It has been about a month since the last earnings report for Cincinnati Financial (CINF). Shares have added about 1% in that time frame, outperforming the S&P 500.
But investors have to be wondering, will the recent positive trend continue leading up to its next earnings release, or is Cincinnati Financial due for a pullback? Before we dive into how investors and analysts have reacted as of late, let’s take a quick look at the latest earnings report in order to get a better handle on the important drivers.
Cincinnati Financial Q4 Earnings Beat Estimates on Underwriting Income
Cincinnati Financial Corporation reported fourth-quarter 2025 operating income of $3.37 per share, which surpassed the Zacks Consensus Estimate by 17.8%. The bottom line increased 7% year over year. Total operating revenues for the quarter were $2.9 billion, reflecting a 9.8% year-over-year increase, though the figure missed the Zacks Consensus Estimate by 0.02%. Quarterly results benefited from premium growth initiatives, price increases, and higher interest income from fixed-maturity securities, partially offset by higher expenses.
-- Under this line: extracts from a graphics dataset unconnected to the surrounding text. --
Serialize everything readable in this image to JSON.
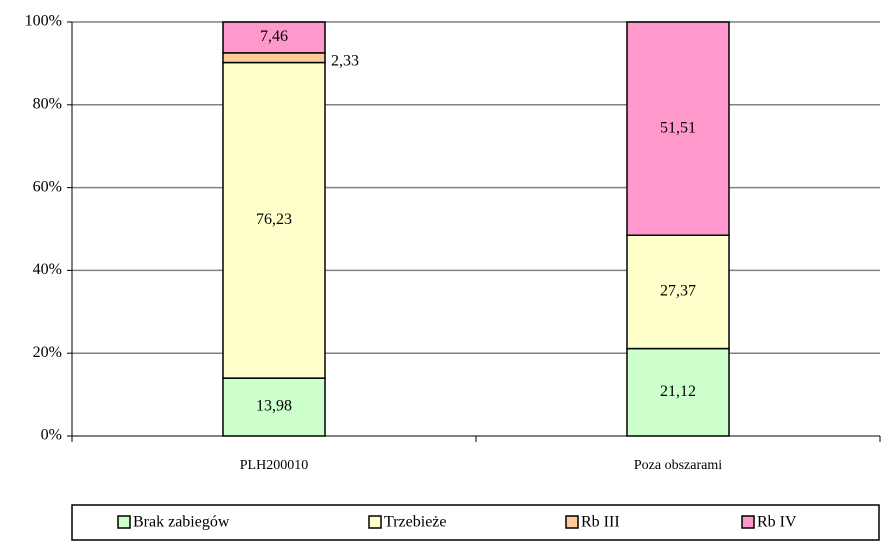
{
  "chart_data": {
    "type": "stacked_bar",
    "categories": [
      "PLH200010",
      "Poza obszarami"
    ],
    "series": [
      {
        "name": "Brak zabiegów",
        "color": "#ccffcc",
        "values": [
          13.98,
          21.12
        ],
        "value_labels": [
          "13,98",
          "21,12"
        ]
      },
      {
        "name": "Trzebieże",
        "color": "#ffffcc",
        "values": [
          76.23,
          27.37
        ],
        "value_labels": [
          "76,23",
          "27,37"
        ]
      },
      {
        "name": "Rb III",
        "color": "#ffcc99",
        "values": [
          2.33,
          null
        ],
        "value_labels": [
          "2,33",
          null
        ]
      },
      {
        "name": "Rb IV",
        "color": "#ff99cc",
        "values": [
          7.46,
          51.51
        ],
        "value_labels": [
          "7,46",
          "51,51"
        ]
      }
    ],
    "ylim": [
      0,
      100
    ],
    "yticks": [
      {
        "value": 0,
        "label": "0%"
      },
      {
        "value": 20,
        "label": "20%"
      },
      {
        "value": 40,
        "label": "40%"
      },
      {
        "value": 60,
        "label": "60%"
      },
      {
        "value": 80,
        "label": "80%"
      },
      {
        "value": 100,
        "label": "100%"
      }
    ],
    "grid": true,
    "legend": "bottom"
  }
}
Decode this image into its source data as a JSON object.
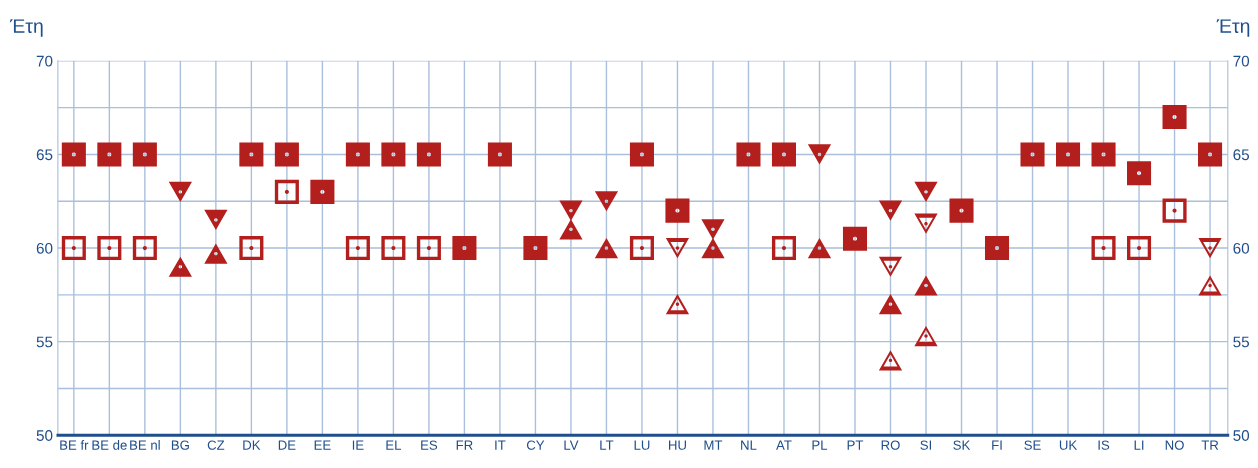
{
  "chart_data": {
    "type": "scatter",
    "ylabel": "Έτη",
    "y2label": "Έτη",
    "categories": [
      "BE fr",
      "BE de",
      "BE nl",
      "BG",
      "CZ",
      "DK",
      "DE",
      "EE",
      "IE",
      "EL",
      "ES",
      "FR",
      "IT",
      "CY",
      "LV",
      "LT",
      "LU",
      "HU",
      "MT",
      "NL",
      "AT",
      "PL",
      "PT",
      "RO",
      "SI",
      "SK",
      "FI",
      "SE",
      "UK",
      "IS",
      "LI",
      "NO",
      "TR"
    ],
    "series": [
      {
        "color": "#b31f1c",
        "marker": "square",
        "values": [
          65,
          65,
          65,
          null,
          null,
          65,
          65,
          63,
          65,
          65,
          65,
          60,
          65,
          60,
          null,
          null,
          65,
          62,
          null,
          65,
          65,
          null,
          60.5,
          null,
          null,
          62,
          60,
          65,
          65,
          65,
          64,
          67,
          65
        ]
      },
      {
        "color": "#b31f1c",
        "marker": "square-open",
        "values": [
          60,
          60,
          60,
          null,
          null,
          60,
          63,
          null,
          60,
          60,
          60,
          null,
          null,
          null,
          null,
          null,
          60,
          null,
          null,
          null,
          60,
          null,
          null,
          null,
          null,
          null,
          null,
          null,
          null,
          60,
          60,
          62,
          null
        ]
      },
      {
        "color": "#b31f1c",
        "marker": "triangle-down",
        "values": [
          null,
          null,
          null,
          63,
          61.5,
          null,
          null,
          null,
          null,
          null,
          null,
          null,
          null,
          null,
          62,
          62.5,
          null,
          null,
          61,
          null,
          null,
          65,
          null,
          62,
          63,
          null,
          null,
          null,
          null,
          null,
          null,
          null,
          null
        ]
      },
      {
        "color": "#b31f1c",
        "marker": "triangle",
        "values": [
          null,
          null,
          null,
          59,
          59.7,
          null,
          null,
          null,
          null,
          null,
          null,
          null,
          null,
          null,
          61,
          60,
          null,
          null,
          60,
          null,
          null,
          60,
          null,
          57,
          58,
          null,
          null,
          null,
          null,
          null,
          null,
          null,
          null
        ]
      },
      {
        "color": "#b31f1c",
        "marker": "triangle-down-open",
        "values": [
          null,
          null,
          null,
          null,
          null,
          null,
          null,
          null,
          null,
          null,
          null,
          null,
          null,
          null,
          null,
          null,
          null,
          60,
          null,
          null,
          null,
          null,
          null,
          59,
          61.3,
          null,
          null,
          null,
          null,
          null,
          null,
          null,
          60
        ]
      },
      {
        "color": "#b31f1c",
        "marker": "triangle-open",
        "values": [
          null,
          null,
          null,
          null,
          null,
          null,
          null,
          null,
          null,
          null,
          null,
          null,
          null,
          null,
          null,
          null,
          null,
          57,
          null,
          null,
          null,
          null,
          null,
          54,
          55.3,
          null,
          null,
          null,
          null,
          null,
          null,
          null,
          58
        ]
      }
    ],
    "ylim": [
      50,
      70
    ],
    "yticks": [
      50,
      {
        "value": 52.5,
        "label": null
      },
      55,
      {
        "value": 57.5,
        "label": null
      },
      60,
      {
        "value": 62.5,
        "label": null
      },
      65,
      {
        "value": 67.5,
        "label": null
      },
      70
    ],
    "y2lim": [
      50,
      70
    ],
    "y2ticks": [
      50,
      55,
      60,
      65,
      70
    ],
    "grid": true,
    "legend": false
  }
}
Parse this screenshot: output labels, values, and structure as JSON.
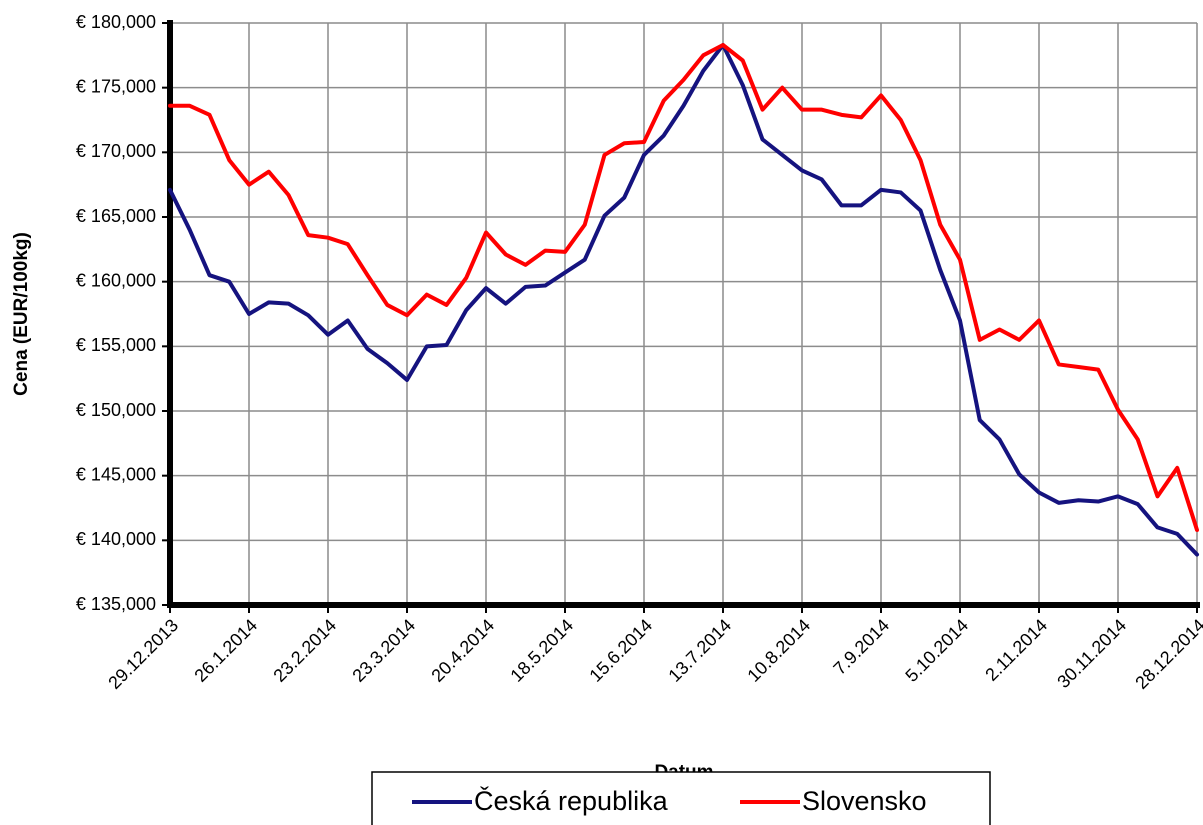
{
  "chart_data": {
    "type": "line",
    "xlabel": "Datum",
    "ylabel": "Cena (EUR/100kg)",
    "categories": [
      "29.12.2013",
      null,
      null,
      null,
      "26.1.2014",
      null,
      null,
      null,
      "23.2.2014",
      null,
      null,
      null,
      "23.3.2014",
      null,
      null,
      null,
      "20.4.2014",
      null,
      null,
      null,
      "18.5.2014",
      null,
      null,
      null,
      "15.6.2014",
      null,
      null,
      null,
      "13.7.2014",
      null,
      null,
      null,
      "10.8.2014",
      null,
      null,
      null,
      "7.9.2014",
      null,
      null,
      null,
      "5.10.2014",
      null,
      null,
      null,
      "2.11.2014",
      null,
      null,
      null,
      "30.11.2014",
      null,
      null,
      null,
      "28.12.2014"
    ],
    "series": [
      {
        "name": "Česká republika",
        "color": "#15137f",
        "values": [
          167100,
          164000,
          160500,
          160000,
          157500,
          158400,
          158300,
          157400,
          155900,
          157000,
          154800,
          153700,
          152400,
          155000,
          155100,
          157800,
          159500,
          158300,
          159600,
          159700,
          160700,
          161700,
          165100,
          166500,
          169800,
          171300,
          173600,
          176300,
          178300,
          175200,
          171000,
          169800,
          168600,
          167900,
          165900,
          165900,
          167100,
          166900,
          165500,
          160900,
          157000,
          149300,
          147800,
          145100,
          143700,
          142900,
          143100,
          143000,
          143400,
          142800,
          141000,
          140500,
          138900
        ]
      },
      {
        "name": "Slovensko",
        "color": "#ff0000",
        "values": [
          173600,
          173600,
          172900,
          169400,
          167500,
          168500,
          166700,
          163600,
          163400,
          162900,
          160500,
          158200,
          157400,
          159000,
          158200,
          160300,
          163800,
          162100,
          161300,
          162400,
          162300,
          164400,
          169800,
          170700,
          170800,
          174000,
          175600,
          177500,
          178300,
          177100,
          173300,
          175000,
          173300,
          173300,
          172900,
          172700,
          174400,
          172500,
          169400,
          164400,
          161700,
          155500,
          156300,
          155500,
          157000,
          153600,
          153400,
          153200,
          150100,
          147800,
          143400,
          145600,
          140800
        ]
      }
    ],
    "ylim": [
      135000,
      180000
    ],
    "yticks": [
      {
        "value": 135000,
        "label": "€ 135,000"
      },
      {
        "value": 140000,
        "label": "€ 140,000"
      },
      {
        "value": 145000,
        "label": "€ 145,000"
      },
      {
        "value": 150000,
        "label": "€ 150,000"
      },
      {
        "value": 155000,
        "label": "€ 155,000"
      },
      {
        "value": 160000,
        "label": "€ 160,000"
      },
      {
        "value": 165000,
        "label": "€ 165,000"
      },
      {
        "value": 170000,
        "label": "€ 170,000"
      },
      {
        "value": 175000,
        "label": "€ 175,000"
      },
      {
        "value": 180000,
        "label": "€ 180,000"
      }
    ],
    "grid": true,
    "legend": "bottom"
  }
}
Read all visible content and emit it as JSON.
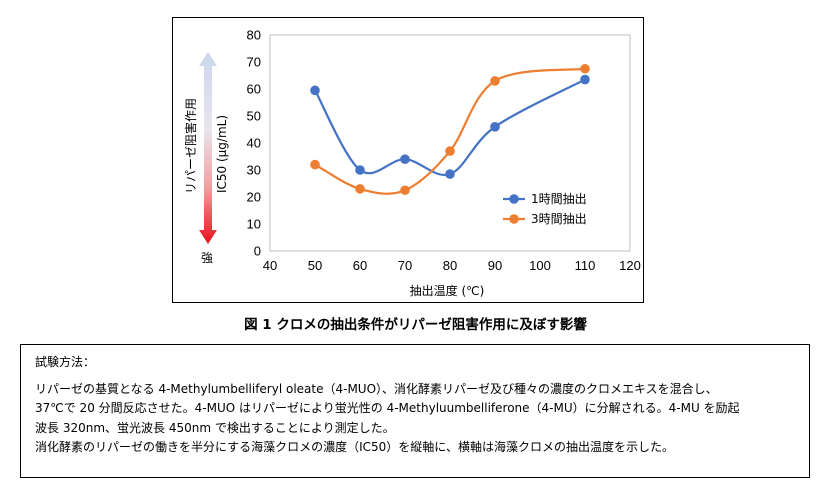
{
  "chart_data": {
    "type": "line",
    "title": "",
    "xlabel": "抽出温度 (℃)",
    "ylabel": "IC50 (μg/mL)",
    "xlim": [
      40,
      120
    ],
    "ylim": [
      0,
      80
    ],
    "x_ticks": [
      40,
      50,
      60,
      70,
      80,
      90,
      100,
      110,
      120
    ],
    "y_ticks": [
      0,
      10,
      20,
      30,
      40,
      50,
      60,
      70,
      80
    ],
    "grid": false,
    "legend_position": "right",
    "series": [
      {
        "name": "1時間抽出",
        "color": "#4472C4",
        "x": [
          50,
          60,
          70,
          80,
          90,
          110
        ],
        "y": [
          59.5,
          30,
          34,
          28.5,
          46,
          63.5
        ]
      },
      {
        "name": "3時間抽出",
        "color": "#ED7D31",
        "x": [
          50,
          60,
          70,
          80,
          90,
          110
        ],
        "y": [
          32,
          23,
          22.5,
          37,
          63,
          67.5
        ]
      }
    ],
    "arrow_label_top": "リパーゼ阻害作用",
    "arrow_label_bottom": "強"
  },
  "caption": "図 1 クロメの抽出条件がリパーゼ阻害作用に及ぼす影響",
  "method": {
    "heading": "試験方法：",
    "lines": [
      "リパーゼの基質となる 4-Methylumbelliferyl oleate（4-MUO）、消化酵素リパーゼ及び種々の濃度のクロメエキスを混合し、",
      "37℃で 20 分間反応させた。4-MUO はリパーゼにより蛍光性の 4-Methyluumbelliferone（4-MU）に分解される。4-MU を励起",
      "波長 320nm、蛍光波長 450nm で検出することにより測定した。",
      "消化酵素のリパーゼの働きを半分にする海藻クロメの濃度（IC50）を縦軸に、横軸は海藻クロメの抽出温度を示した。"
    ]
  }
}
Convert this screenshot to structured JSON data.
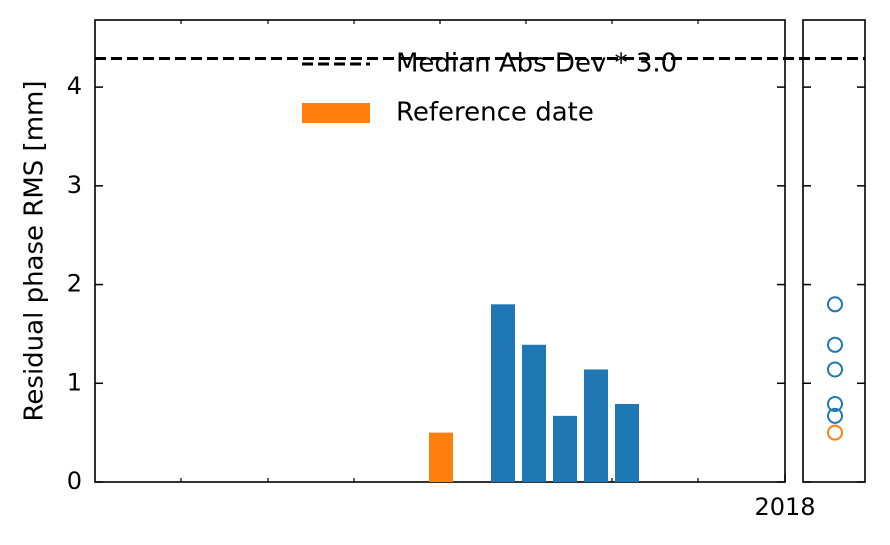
{
  "chart_data": {
    "type": "bar",
    "y_label": "Residual phase RMS [mm]",
    "categories": [
      null,
      null,
      null,
      null,
      null,
      null,
      null
    ],
    "values": [
      0.5,
      null,
      1.8,
      1.39,
      0.67,
      1.14,
      0.79
    ],
    "colors": [
      "#ff7f0e",
      null,
      "#1f77b4",
      "#1f77b4",
      "#1f77b4",
      "#1f77b4",
      "#1f77b4"
    ],
    "ylim": [
      0,
      4.68
    ],
    "yticks": [
      0,
      1,
      2,
      3,
      4
    ],
    "x_tick_labels": [
      "2018"
    ],
    "threshold": 4.29,
    "threshold_label": "Median Abs Dev * 3.0",
    "reference_label": "Reference date",
    "reference_color": "#ff7f0e",
    "threshold_color": "#000000"
  }
}
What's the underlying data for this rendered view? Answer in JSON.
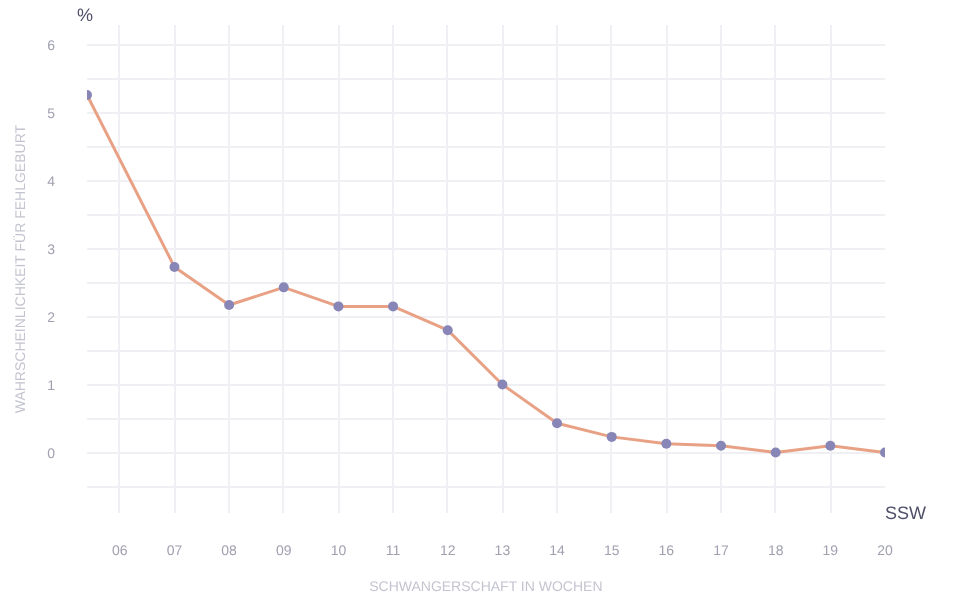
{
  "chart_data": {
    "type": "line",
    "xlabel": "SCHWANGERSCHAFT IN WOCHEN",
    "ylabel": "WAHRSCHEINLICHKEIT FÜR FEHLGEBURT",
    "annotations": [
      "%",
      "SSW"
    ],
    "x": [
      5.4,
      7,
      8,
      9,
      10,
      11,
      12,
      13,
      14,
      15,
      16,
      17,
      18,
      19,
      20
    ],
    "series": [
      {
        "color": "#e8a184",
        "values": [
          5.27,
          2.74,
          2.18,
          2.44,
          2.16,
          2.16,
          1.81,
          1.01,
          0.44,
          0.24,
          0.14,
          0.11,
          0.01,
          0.11,
          0.01
        ]
      }
    ],
    "xlim": [
      5.4,
      20
    ],
    "xticks": [
      {
        "value": 6,
        "label": "06"
      },
      {
        "value": 7,
        "label": "07"
      },
      {
        "value": 8,
        "label": "08"
      },
      {
        "value": 9,
        "label": "09"
      },
      {
        "value": 10,
        "label": "10"
      },
      {
        "value": 11,
        "label": "11"
      },
      {
        "value": 12,
        "label": "12"
      },
      13,
      14,
      15,
      16,
      17,
      18,
      19,
      20
    ],
    "ylim": [
      -0.88,
      6.3
    ],
    "yticks": [
      {
        "value": -0.5,
        "label": null
      },
      0,
      {
        "value": 0.5,
        "label": null
      },
      1,
      {
        "value": 1.5,
        "label": null
      },
      2,
      {
        "value": 2.5,
        "label": null
      },
      3,
      {
        "value": 3.5,
        "label": null
      },
      4,
      {
        "value": 4.5,
        "label": null
      },
      5,
      {
        "value": 5.5,
        "label": null
      },
      6
    ],
    "grid": true,
    "marker": "circle",
    "line_style": "solid"
  }
}
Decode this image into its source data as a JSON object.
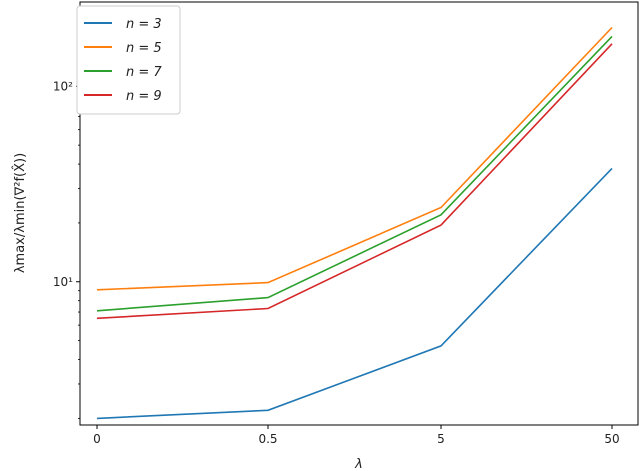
{
  "chart_data": {
    "type": "line",
    "x_tick_labels": [
      "0",
      "0.5",
      "5",
      "50"
    ],
    "xlabel": "λ",
    "ylabel": "λmax/λmin(∇²f(X̂))",
    "yscale": "log",
    "y_tick_labels": [
      "10¹",
      "10²"
    ],
    "ylim": [
      1.85,
      270
    ],
    "grid": false,
    "legend_position": "top-left",
    "series": [
      {
        "name": "n = 3",
        "color": "#1f77b4",
        "values": [
          2.0,
          2.2,
          4.7,
          38
        ]
      },
      {
        "name": "n = 5",
        "color": "#ff7f0e",
        "values": [
          9.1,
          9.9,
          24,
          200
        ]
      },
      {
        "name": "n = 7",
        "color": "#2ca02c",
        "values": [
          7.1,
          8.3,
          22,
          180
        ]
      },
      {
        "name": "n = 9",
        "color": "#d62728",
        "values": [
          6.5,
          7.3,
          19.5,
          165
        ]
      }
    ]
  }
}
Earned premiums climbed 10% year over year to $2.6 billion, driven by premium growth initiatives, price increases and higher insured exposures. The figure marginally missed the Zacks Consensus Estimate by 0.3%. Net investment income, net of expenses, increased 9% year over year to $305 million, primarily due to a 10% rise in interest income from fixed-maturity securities. The figure marginally beat the Zacks Consensus Estimate by 0.5%
Total benefits and expenses rose 9.3% year over year to $2.3 billion, mainly due to higher insurance losses, contract holders’ benefits, and increased underwriting, acquisition, and insurance expenses. In its property and casualty insurance business, CINF reported underwriting income of $378 million, marking a 7% increase year over year. The figure was well above the Zacks Consensus Estimates of $284.5 million.
The combined ratio, a key measure of underwriting profitability, increased 50 basis points year over year to 85.2, significantly outperforming the consensus estimate of 89.6.
Commercial Lines Insurance: Total revenues of $1.2 billion increased 7% year over year, beating the Zacks Consensus Estimate by 0.8%. The upside was primarily driven by a 7% increase in earned premiums. Underwriting income was $144 million, down 20% year over year. The combined ratio deteriorated 390 basis points year over year to 88.4%. The Zacks Consensus Estimate was 90.8%.
Personal Lines Insurance: Total revenues of $860 million increased 18% year over year, driven by an 18% rise in earned premiums. The Zacks Consensus Estimate was $846.9 million. Underwriting profit increased 11% year over year to $161 million, significantly surpassing the Zacks Consensus Estimate of $110 million. The combined ratio deteriorated 130 basis points year over year to 81.5%. The Zacks Consensus Estimate was 85.9%.
Excess and Surplus Lines Insurance: Total revenues of $189 million grew 12% year over year, aided by a 12% increase in earned premiums. The Zacks Consensus Estimate was $187.6 million. Underwriting profit surged 150% year over year to $30 million, which was well above the Zacks Consensus Estimates of $16.2 million. The combined ratio improved 840 basis points year over year to 84.7%. The Zacks Consensus Estimate was 92.0%.
Life Insurance: Total revenues were $137 million, up 4% year over year, driven by 4% higher earned premiums and 6% higher investment income, net of expenses. The Zacks Consensus Estimate was $136 million. Total benefits and expenses were flat year over year at $98 million.